O fim do primeiro tempo poderia ser o fim do jogo. Ate ali, a Alemanha já havia apresentado o seu melhor futebol durante toda a Copa. Coisa que só havia exibido mesmo na partida de estréia, quando goleou impiedosamente Portugal por 4 a 0. Nos outros jogos teve mistos de cautela, sufoco e problemas de marcação nas laterais. Contra Gana, escapou de uma derrota certa com um gol de reflexo de Klose. Jogou o suficiente contra os Estados Unidos, mediu forças contra a consistente Argélia (levando o jogo para a prorrogação) e fez o suficiente para despachar a forte França com um simples gol.
Mas o espetáculo já estava consolidado. Em organização e funcionamento de sua tática diante do nervosismo e sensação de panico da seleção brasileira, dominada pelos teutos. O 7 a 1 causou espanto não apenas aos brasileiros, mas também aos alemães presentes no estádio e nas ruas das várias cidades alemãs. Não era apenas alegria, mas perplexidade, talvez nem mesmo o mais firme torcedor germânico nas ruas de Berlim ou o jornalista mais experiente da ZDF acreditasse no que viu, se foi a ausência de uma seleção pentacampeã mundial, ou a força oculta de seu escrete.

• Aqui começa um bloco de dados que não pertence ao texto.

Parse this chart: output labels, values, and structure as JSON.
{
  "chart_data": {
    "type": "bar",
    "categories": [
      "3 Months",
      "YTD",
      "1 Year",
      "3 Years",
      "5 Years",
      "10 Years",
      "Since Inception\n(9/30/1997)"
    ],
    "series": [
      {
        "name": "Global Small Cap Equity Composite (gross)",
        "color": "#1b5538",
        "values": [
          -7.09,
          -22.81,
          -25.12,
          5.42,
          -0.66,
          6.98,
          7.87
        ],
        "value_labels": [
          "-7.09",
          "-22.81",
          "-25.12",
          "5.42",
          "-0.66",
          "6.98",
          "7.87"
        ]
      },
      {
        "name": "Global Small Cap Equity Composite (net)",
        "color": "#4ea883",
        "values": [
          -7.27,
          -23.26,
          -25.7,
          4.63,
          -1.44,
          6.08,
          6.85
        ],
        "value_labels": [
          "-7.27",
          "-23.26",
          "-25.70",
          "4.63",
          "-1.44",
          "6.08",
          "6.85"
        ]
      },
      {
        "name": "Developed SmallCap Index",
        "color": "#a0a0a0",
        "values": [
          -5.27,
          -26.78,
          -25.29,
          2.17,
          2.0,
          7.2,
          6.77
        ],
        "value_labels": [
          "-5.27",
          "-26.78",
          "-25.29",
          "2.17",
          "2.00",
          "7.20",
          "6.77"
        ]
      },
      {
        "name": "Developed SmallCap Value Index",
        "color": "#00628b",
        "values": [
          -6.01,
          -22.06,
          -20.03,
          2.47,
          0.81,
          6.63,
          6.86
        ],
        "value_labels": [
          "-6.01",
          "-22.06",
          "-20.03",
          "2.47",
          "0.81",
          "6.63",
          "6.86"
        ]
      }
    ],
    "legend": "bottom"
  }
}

Foram sete “estocadas”, não que seja o Brasil, hipotética e romanticamente falando, o seu único “algoz” em qualquer competição. Dizia o brilhante comentarista Paulo Vinícius Coelho, da ESPN, que a seleção alemã “é feita de cicactrizes”. E não são poucos os exemplos, a equipe de 1974 convivia duramente com a lembrança da inescrupulosa derrota para os ingleses na final de 1966 e para os italianos, na empolgante semifinal da Copa de 1970. A equipe de 1990 vinha com os fantasmas das derrotas em duas finais seguidas, em 1982 (Itália) e 1986 (Argentina).

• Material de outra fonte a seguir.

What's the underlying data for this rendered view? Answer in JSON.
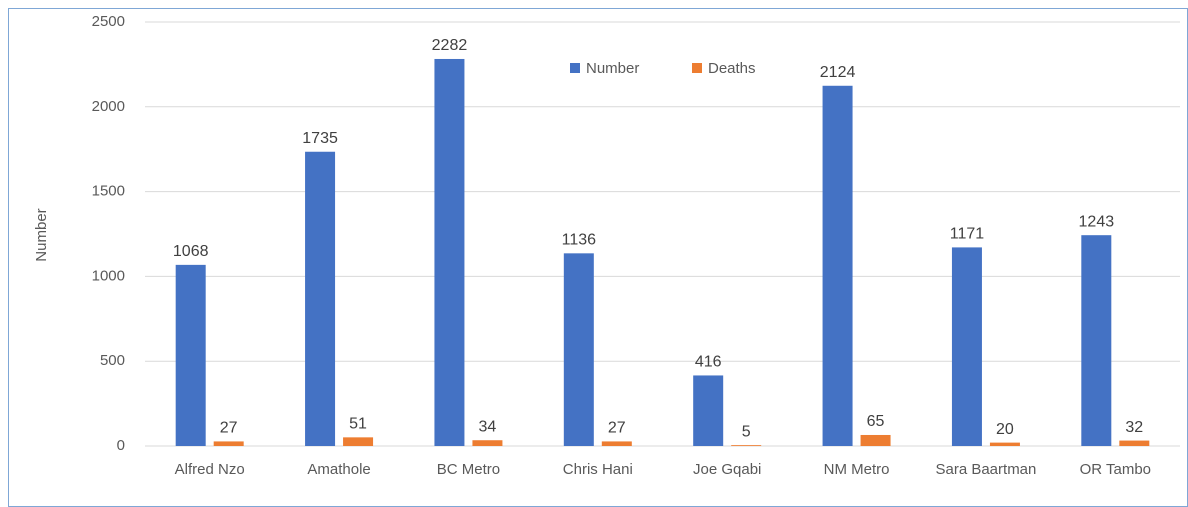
{
  "chart_data": {
    "type": "bar",
    "y_label": "Number",
    "categories": [
      "Alfred Nzo",
      "Amathole",
      "BC Metro",
      "Chris Hani",
      "Joe Gqabi",
      "NM Metro",
      "Sara Baartman",
      "OR Tambo"
    ],
    "series": [
      {
        "name": "Number",
        "color": "#4472c4",
        "values": [
          1068,
          1735,
          2282,
          1136,
          416,
          2124,
          1171,
          1243
        ]
      },
      {
        "name": "Deaths",
        "color": "#ed7d31",
        "values": [
          27,
          51,
          34,
          27,
          5,
          65,
          20,
          32
        ]
      }
    ],
    "ylim": [
      0,
      2500
    ],
    "yticks": [
      0,
      500,
      1000,
      1500,
      2000,
      2500
    ],
    "grid": true
  }
}
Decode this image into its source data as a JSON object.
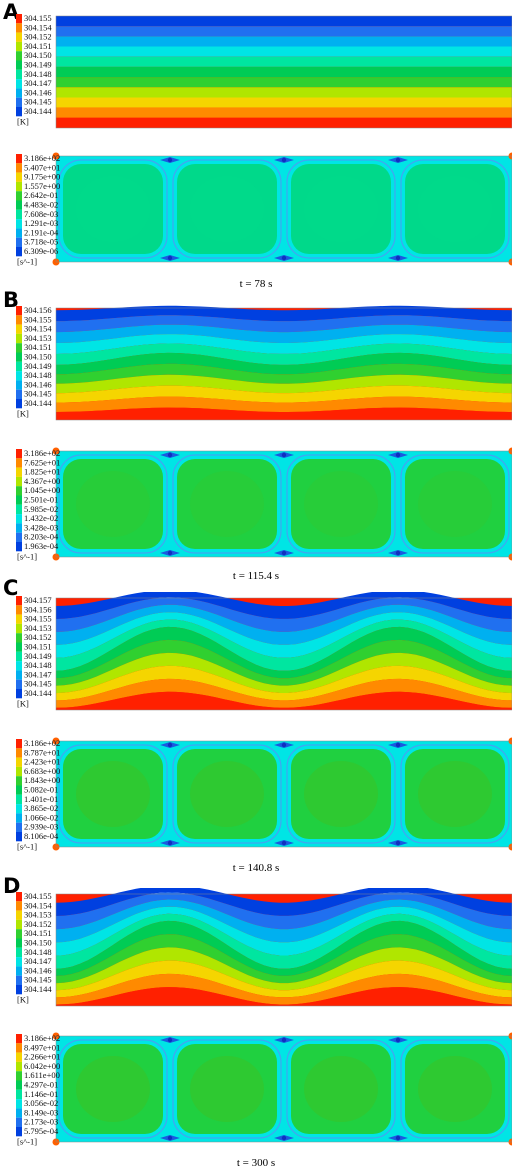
{
  "panels": [
    {
      "letter": "A",
      "caption": "t = 78 s",
      "temperature": {
        "unit": "[K]",
        "labels": [
          "304.155",
          "304.154",
          "304.152",
          "304.151",
          "304.150",
          "304.149",
          "304.148",
          "304.147",
          "304.146",
          "304.145",
          "304.144"
        ]
      },
      "strain": {
        "unit": "[s^-1]",
        "labels": [
          "3.186e+02",
          "5.407e+01",
          "9.175e+00",
          "1.557e+00",
          "2.642e-01",
          "4.483e-02",
          "7.608e-03",
          "1.291e-03",
          "2.191e-04",
          "3.718e-05",
          "6.309e-06"
        ]
      }
    },
    {
      "letter": "B",
      "caption": "t = 115.4 s",
      "temperature": {
        "unit": "[K]",
        "labels": [
          "304.156",
          "304.155",
          "304.154",
          "304.153",
          "304.151",
          "304.150",
          "304.149",
          "304.148",
          "304.146",
          "304.145",
          "304.144"
        ]
      },
      "strain": {
        "unit": "[s^-1]",
        "labels": [
          "3.186e+02",
          "7.625e+01",
          "1.825e+01",
          "4.367e+00",
          "1.045e+00",
          "2.501e-01",
          "5.985e-02",
          "1.432e-02",
          "3.428e-03",
          "8.203e-04",
          "1.963e-04"
        ]
      }
    },
    {
      "letter": "C",
      "caption": "t = 140.8 s",
      "temperature": {
        "unit": "[K]",
        "labels": [
          "304.157",
          "304.156",
          "304.155",
          "304.153",
          "304.152",
          "304.151",
          "304.149",
          "304.148",
          "304.147",
          "304.145",
          "304.144"
        ]
      },
      "strain": {
        "unit": "[s^-1]",
        "labels": [
          "3.186e+02",
          "8.787e+01",
          "2.423e+01",
          "6.683e+00",
          "1.843e+00",
          "5.082e-01",
          "1.401e-01",
          "3.865e-02",
          "1.066e-02",
          "2.939e-03",
          "8.106e-04"
        ]
      }
    },
    {
      "letter": "D",
      "caption": "t = 300 s",
      "temperature": {
        "unit": "[K]",
        "labels": [
          "304.155",
          "304.154",
          "304.153",
          "304.152",
          "304.151",
          "304.150",
          "304.148",
          "304.147",
          "304.146",
          "304.145",
          "304.144"
        ]
      },
      "strain": {
        "unit": "[s^-1]",
        "labels": [
          "3.186e+02",
          "8.497e+01",
          "2.266e+01",
          "6.042e+00",
          "1.611e+00",
          "4.297e-01",
          "1.146e-01",
          "3.056e-02",
          "8.149e-03",
          "2.173e-03",
          "5.795e-04"
        ]
      }
    }
  ],
  "colormap": [
    "#ff2000",
    "#ff8a00",
    "#f5d500",
    "#b0e600",
    "#30d030",
    "#00cc55",
    "#00e6a0",
    "#00e5e5",
    "#00b0f0",
    "#2070f0",
    "#0040e0"
  ]
}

Esta geração em campo tem trancada em sua garganta o peso de uma final e duas semifinais em que o choro foi maior que o futebol. Em 2002, o time foi batido sem chance de revide por uma boa seleção brasileira. Em 2010, a Espanha tirou no fim do jogo suas chances de buscar mais uma final, mas em 2006, diante de sua carrasca tradicional – a Itália – o time comandado por Jurgen Klinsmann viu o sonho de seu tetra ser cruelmente adiado diante de sua torcida, depois de muita luta e equilíbrio em uma partida inesquecível.
É a oportunidade de, enfim, uma geração coroar seu trabalho com um tão sonhado título mundial. E do outro lado deste sonho possível estão dois adversários que trazem a Alemanha entalada na garganta como lembrança dolorosa de finais de Copa. A Argentina tinha em 1990 a chance de chegar a um tricampeonato, consolidando seu domínio nos pés de Maradona e cia. Foi fragorosamente “roubada”, mesmo que de forma justa (pelo jogo defensivo que fez), pelo mexicano Edgardo Codesal, que marcou um pênalti inexistente aos 40 min do segundo tempo.

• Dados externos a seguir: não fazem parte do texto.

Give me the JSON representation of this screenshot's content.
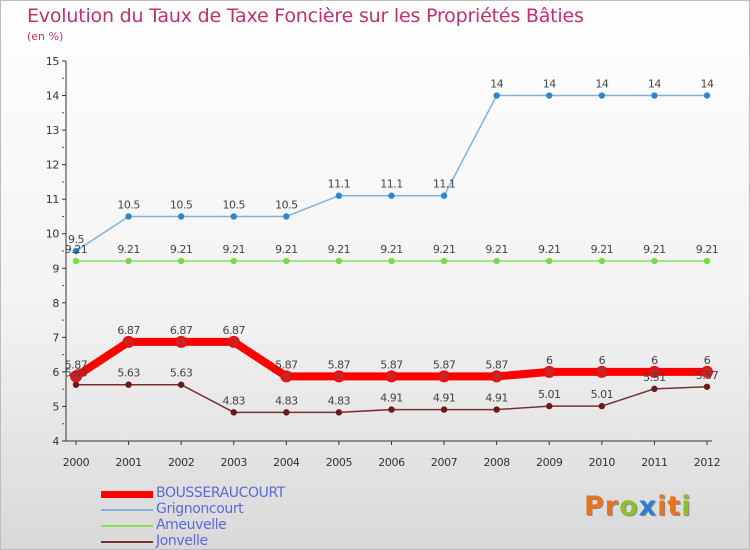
{
  "title": "Evolution du Taux de Taxe Foncière sur les Propriétés Bâties",
  "subtitle": "(en %)",
  "logo": {
    "text": "Proxiti",
    "letters": [
      "P",
      "r",
      "o",
      "x",
      "i",
      "t",
      "i"
    ],
    "colors": [
      "#e8731f",
      "#e8731f",
      "#8fbf2e",
      "#2a7fd4",
      "#e8731f",
      "#e8731f",
      "#8fbf2e"
    ]
  },
  "chart_data": {
    "type": "line",
    "title": "Evolution du Taux de Taxe Foncière sur les Propriétés Bâties",
    "ylabel": "(en %)",
    "xlabel": "",
    "x": [
      "2000",
      "2001",
      "2002",
      "2003",
      "2004",
      "2005",
      "2006",
      "2007",
      "2008",
      "2009",
      "2010",
      "2011",
      "2012"
    ],
    "ylim": [
      4,
      15
    ],
    "yticks": [
      4,
      5,
      6,
      7,
      8,
      9,
      10,
      11,
      12,
      13,
      14,
      15
    ],
    "grid": false,
    "legend_position": "bottom-left",
    "series": [
      {
        "name": "BOUSSERAUCOURT",
        "color": "#ff0000",
        "marker": "#cc2222",
        "width": 8,
        "values": [
          5.87,
          6.87,
          6.87,
          6.87,
          5.87,
          5.87,
          5.87,
          5.87,
          5.87,
          6,
          6,
          6,
          6
        ],
        "labels": [
          "5.87",
          "6.87",
          "6.87",
          "6.87",
          "5.87",
          "5.87",
          "5.87",
          "5.87",
          "5.87",
          "6",
          "6",
          "6",
          "6"
        ]
      },
      {
        "name": "Grignoncourt",
        "color": "#7fb2dd",
        "marker": "#2f86c8",
        "width": 1.5,
        "values": [
          9.5,
          10.5,
          10.5,
          10.5,
          10.5,
          11.1,
          11.1,
          11.1,
          14,
          14,
          14,
          14,
          14
        ],
        "labels": [
          "9.5",
          "10.5",
          "10.5",
          "10.5",
          "10.5",
          "11.1",
          "11.1",
          "11.1",
          "14",
          "14",
          "14",
          "14",
          "14"
        ]
      },
      {
        "name": "Ameuvelle",
        "color": "#8ddc5a",
        "marker": "#7ad84a",
        "width": 1.5,
        "values": [
          9.21,
          9.21,
          9.21,
          9.21,
          9.21,
          9.21,
          9.21,
          9.21,
          9.21,
          9.21,
          9.21,
          9.21,
          9.21
        ],
        "labels": [
          "9.21",
          "9.21",
          "9.21",
          "9.21",
          "9.21",
          "9.21",
          "9.21",
          "9.21",
          "9.21",
          "9.21",
          "9.21",
          "9.21",
          "9.21"
        ]
      },
      {
        "name": "Jonvelle",
        "color": "#7a2f2f",
        "marker": "#6b1a1a",
        "width": 1.5,
        "values": [
          5.63,
          5.63,
          5.63,
          4.83,
          4.83,
          4.83,
          4.91,
          4.91,
          4.91,
          5.01,
          5.01,
          5.51,
          5.57
        ],
        "labels": [
          "5.63",
          "5.63",
          "5.63",
          "4.83",
          "4.83",
          "4.83",
          "4.91",
          "4.91",
          "4.91",
          "5.01",
          "5.01",
          "5.51",
          "5.57"
        ]
      }
    ]
  }
}
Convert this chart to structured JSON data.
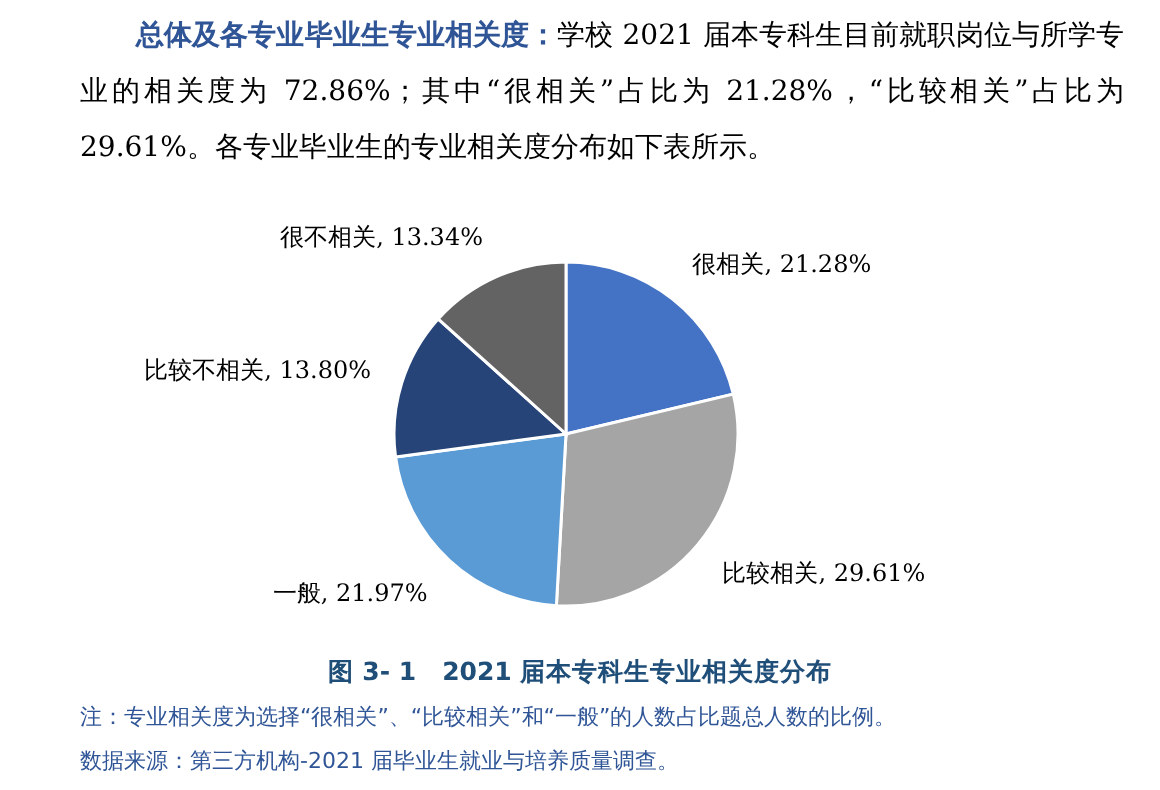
{
  "chart_data": {
    "type": "pie",
    "subtitle": "**总体及各专业毕业生专业相关度：**学校 2021 届本专科生目前就职岗位与所学专业的相关度为 72.86%；其中“很相关”占比为 21.28%，“比较相关”占比为 29.61%。各专业毕业生的专业相关度分布如下表所示。",
    "title": "图 3- 1　2021 届本专科生专业相关度分布",
    "categories": [
      "很相关",
      "比较相关",
      "一般",
      "比较不相关",
      "很不相关"
    ],
    "values": [
      21.28,
      29.61,
      21.97,
      13.8,
      13.34
    ],
    "colors": [
      "#4472c4",
      "#a5a5a5",
      "#5b9bd5",
      "#264478",
      "#636363"
    ],
    "value_labels": [
      ", 21.28%",
      ", 29.61%",
      ", 21.97%",
      ", 13.80%",
      ", 13.34%"
    ],
    "annotations": [
      "注：专业相关度为选择“很相关”、“比较相关”和“一般”的人数占比题总人数的比例。",
      "数据来源：第三方机构-2021 届毕业生就业与培养质量调查。"
    ]
  }
}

Já a Holanda persegue alucinantemente sua conquista maior. Um futebol que tem apenas como sua grande gloria uma única Eurocopa, sonha acordado com um título mundial. Alcança-lo diante da Alemanha seria, nos termos mais teatrais da obra, a “vingança perfeita”. Afinal, há exatos 40 anos, os alemães davam dentro de Munique o golpe de misericórdia em uma geração marcada pelo futebol total de Cruijff e Neeskens. A sina de “quase” dos holandeses permanece até os dias atuais, mesmo com grandes equipes montadas ao longo dos anos.
Seja qual for o desfecho de que a Alemanha participar, como vitoriosa ou derrotada, o exemplo já foi dado em 90 minutos de como um futebol bem treinado e focado pode sim ser campeão, sem enfeites, badalações e exposições exageradas. A lição ficou para o Brasil, e os germânicos seguem adiante atrás do sonho de enfim poder bordar sua quarta estrela em seu uniforme. Mesmo que perca, o entalado alívio na garganta dos teutos foi solto, em sete atos que entraram para a história.